RELATÓRIO DE DIVULGAÇÃO DA ESTRUTURA
Conforme a Resolução 3.380, emitida pelo Banco Central do Brasil – BACEN, em 29 de Junho de 2006, o risco operacional é definido
como a probabilidade de perdas decorrentes de falhas humanas, de processos, de sistemas e de eventos externos,
incluindo o risco legal associado a estas falhas.
Dadas as circunstâncias inerentes às melhores práticas do Mercado Financeiro evidenciadas no Acordo da Basiléia II,
bem como na Resolução 3.380, com a finalidade de gerir e mitigar o risco operacional o BANCO A.J. RENNER estabeleceu um
conjunto de diretrizes e definiu a seguinte estrutura de gestão do risco operacional:
- Gerência de Controle de Riscos
- Em julho de 2004, foi criado o Departamento de Controle de Riscos do BANCO A.J. RENNER. Em 2007 foi transformado
em Gerência de Controle de Riscos, tendo entre seus objetivos identificar, gerenciar e acompanhar riscos operacionais da organização,
a fim de dar suporte ao alcance dos objetivos da organização e dos processos.
Para desenvolvimento das atividades desta área, foram desenvolvidas as seguintes metodologias e ferramentas:
- Identificação do Risco
- Após a definição dos objetivos dos processos e fatores críticos de sucesso, foram identificados os riscos aos
quais os processos estão expostos e os controles existentes para mitigá-los. Para tal identificação, utilizou-se como
técnica entrevistas com gestores de áreas e processos.

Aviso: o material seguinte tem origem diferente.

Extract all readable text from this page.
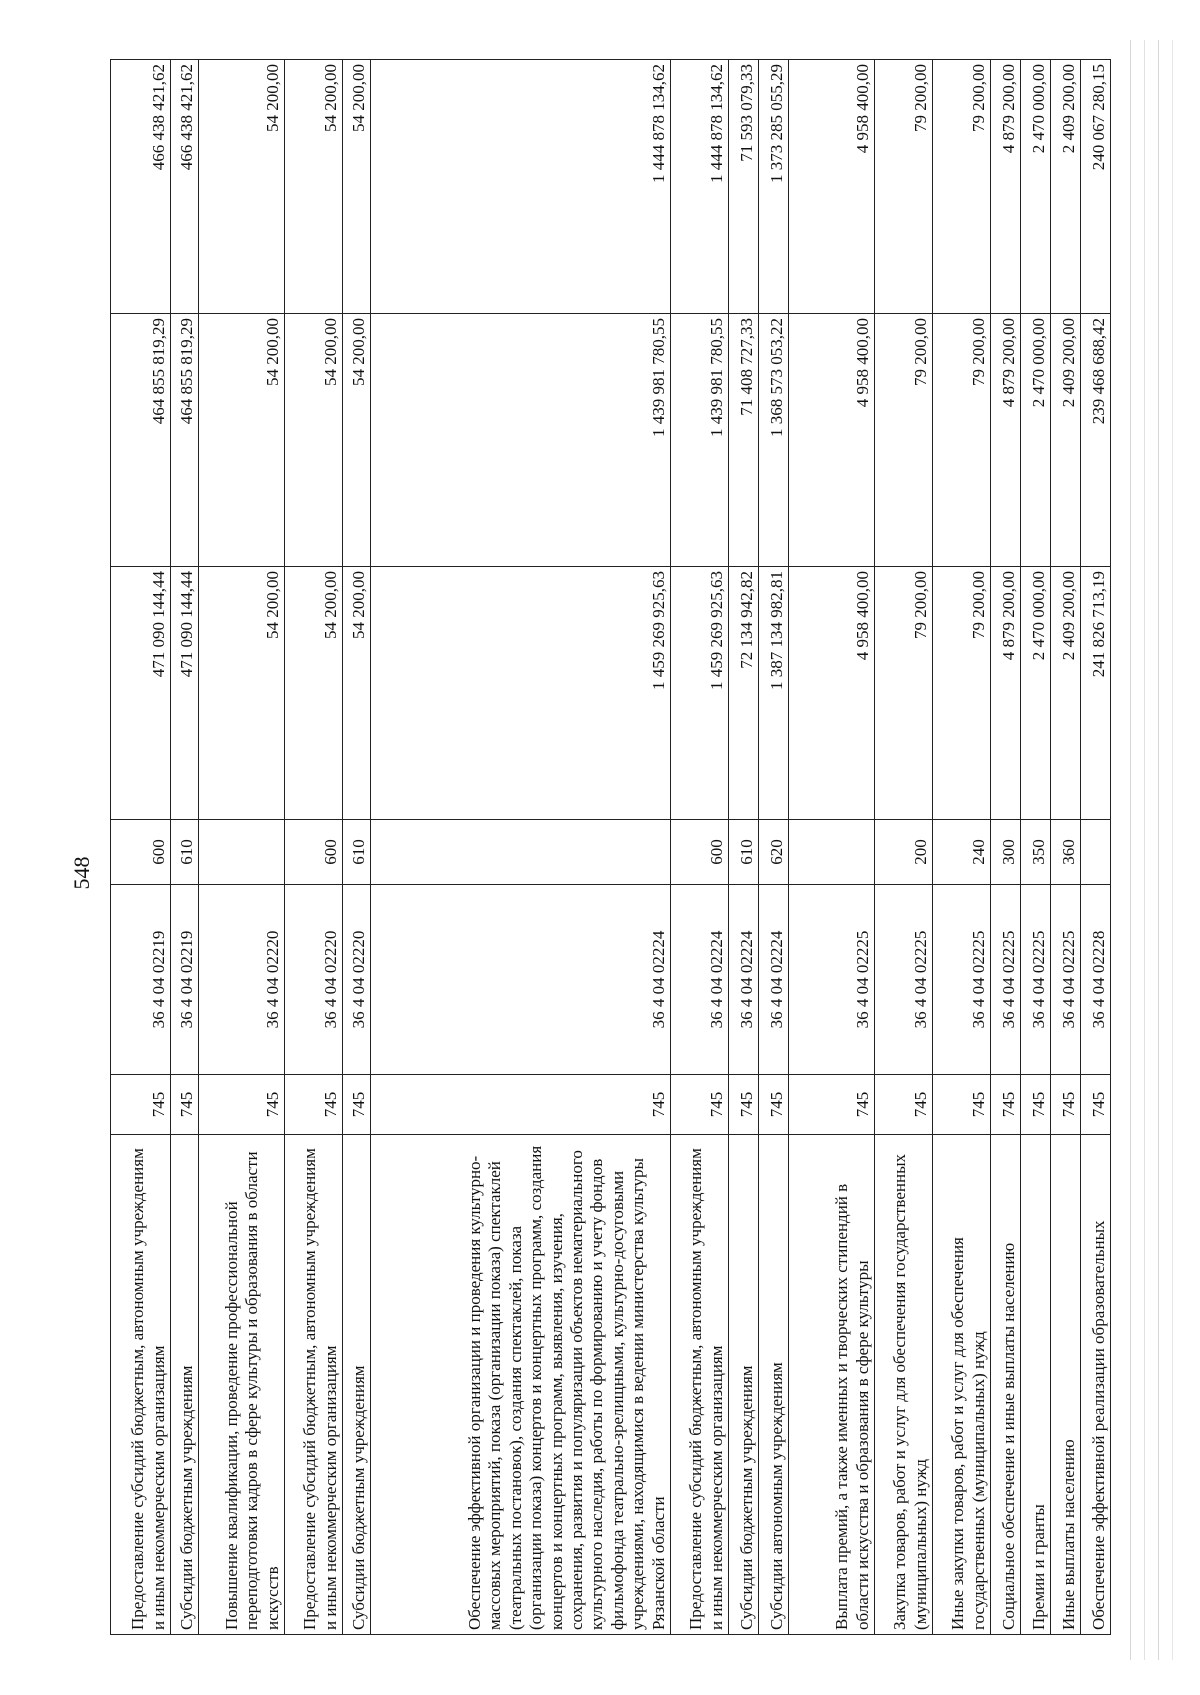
548
Предоставление субсидий бюджетным, автономным учреждениям и иным некоммерческим организациям	745	36 4 04 02219	600	471 090 144,44	464 855 819,29	466 438 421,62
Субсидии бюджетным учреждениям	745	36 4 04 02219	610	471 090 144,44	464 855 819,29	466 438 421,62
Повышение квалификации, проведение профессиональной переподготовки кадров в сфере культуры и образования в области искусств	745	36 4 04 02220		54 200,00	54 200,00	54 200,00
Предоставление субсидий бюджетным, автономным учреждениям и иным некоммерческим организациям	745	36 4 04 02220	600	54 200,00	54 200,00	54 200,00
Субсидии бюджетным учреждениям	745	36 4 04 02220	610	54 200,00	54 200,00	54 200,00
Обеспечение эффективной организации и проведения культурно-массовых мероприятий, показа (организации показа) спектаклей (театральных постановок), создания спектаклей, показа (организации показа) концертов и концертных программ, создания концертов и концертных программ, выявления, изучения, сохранения, развития и популяризации объектов нематериального культурного наследия, работы по формированию и учету фондов фильмофонда театрально-зрелищными, культурно-досуговыми учреждениями, находящимися в ведении министерства культуры Рязанской области	745	36 4 04 02224		1 459 269 925,63	1 439 981 780,55	1 444 878 134,62
Предоставление субсидий бюджетным, автономным учреждениям и иным некоммерческим организациям	745	36 4 04 02224	600	1 459 269 925,63	1 439 981 780,55	1 444 878 134,62
Субсидии бюджетным учреждениям	745	36 4 04 02224	610	72 134 942,82	71 408 727,33	71 593 079,33
Субсидии автономным учреждениям	745	36 4 04 02224	620	1 387 134 982,81	1 368 573 053,22	1 373 285 055,29
Выплата премий, а также именных и творческих стипендий в области искусства и образования в сфере культуры	745	36 4 04 02225		4 958 400,00	4 958 400,00	4 958 400,00
Закупка товаров, работ и услуг для обеспечения государственных (муниципальных) нужд	745	36 4 04 02225	200	79 200,00	79 200,00	79 200,00
Иные закупки товаров, работ и услуг для обеспечения государственных (муниципальных) нужд	745	36 4 04 02225	240	79 200,00	79 200,00	79 200,00
Социальное обеспечение и иные выплаты населению	745	36 4 04 02225	300	4 879 200,00	4 879 200,00	4 879 200,00
Премии и гранты	745	36 4 04 02225	350	2 470 000,00	2 470 000,00	2 470 000,00
Иные выплаты населению	745	36 4 04 02225	360	2 409 200,00	2 409 200,00	2 409 200,00
Обеспечение эффективной реализации образовательных	745	36 4 04 02228		241 826 713,19	239 468 688,42	240 067 280,15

- Avaliação de Controles e Riscos
- Para avaliar os sistemas de controles utiliza-se a técnica de exame, através da obtenção de evidências de que o
controle foi efetuado ou da realização do controle em conjunto com o responsável pelo processo. Tal metodologia permite:
- Analisar os processos;
- Identificar riscos relacionados aos processos;
- Identificar a probabilidade de ocorrência e o grau de impacto dos riscos, de maneira qualitativa; e
- Identificar os controles
- Sistema de Monitoramento de Processos e Riscos
- Sempre que a área de Gestão e Controle de Riscos julgar necessário, deverão ser implementadas ações corretivas
com base nas avaliações de riscos, nos resultados de indicadores de níveis de risco e nos incidentes reportados.
- Para redução destes indicadores de níveis de risco e dos incidentes reportados, são elaborados “Planos de Ação”, para
os quais são designados os responsáveis, o prazo de realização e o posterior monitoramento.
- Reporte e Base de Dados de Perdas Associadas ao Risco Operacional
- A manutenção de uma base de dados de perdas associadas ao risco operacional está entre as determinações da
Resolução 3.380 - BACEN, de 29 de junho de 2006.
- Com o objetivo de atender as diferentes áreas e processos do banco, todo funcionário, diante da identificação
de incidentes ou ocorrências relacionadas a Risco Operacional, deverá reportá-los através de formulário específico para
a área Gerenciamento de Risco Operacional.
- Após o recebimento do reporte de ocorrência de perda é de responsabilidade da área de Gestão e Controle de Riscos
registrá-lo adequadamente. Tal registro na Planilha de perdas decorrentes do Risco Operacional.
- Responsabilidades
- A Diretoria tem como responsabilidades:
- Estimular a disseminação da cultura de gestão de riscos na instituição;
- Aprovar e revisar anualmente a política de Gerenciamento de Risco Operacional;
- Aprovar o Relatório Anual de Controles e Riscos Operacionais.
A Diretoria da instituição considera a Gestão do Risco Operacional necessária e relevante, responsabilizando-se pela
adequação e veracidade das informações aqui prestadas.